Rational amelioration of redox equilibrium by constructing hollow nanotube Co-Mn/TiO2 catalyst to boost simultaneous removal of NO and Hg0

Abstract

Simultaneous removal of NO and Hg0 in one purification unit is cost-effective, while the conflicting redox environmental requirements remains extremely challenging.
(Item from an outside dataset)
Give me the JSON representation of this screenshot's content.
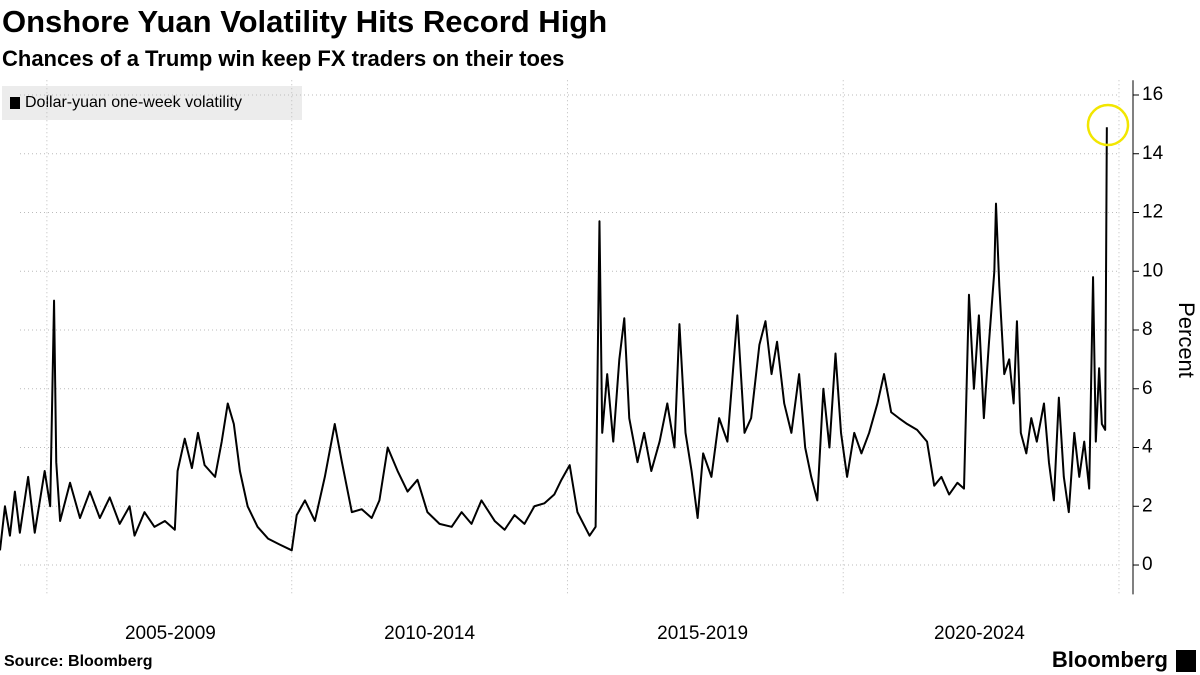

Herein, hollow nanotube Co-Mn/TiO2 was elaborately fabricated by reconstructing nanoparticles to ameliorate the redox equilibrium, allowing the catalysts to sustain the excellent synergistic catalytic performance, which delivered more than 98 % NOx conversion with above 95 % N2 selectivity and nearly 100 % Hg0 removal efficiency within 150–240 °C. Abundant oxygen vacancies and strong surface acidity were synchronously generated after the formation of unique hollow nanotube, improving the mobility of oxygen species and facilitating the adsorption and activation of reactants, and the cooperation of oxygen vacancy and surface acidity resulted in superior simultaneous removal activity. Strikingly, in situ DRIFTS and kinetic results revealed that the reaction rate was obviously accelerated on hollow nanotube Co-Mn/TiO2. This study provided new insights toward engineering efficient catalysts for simultaneous removal of NO and Hg0.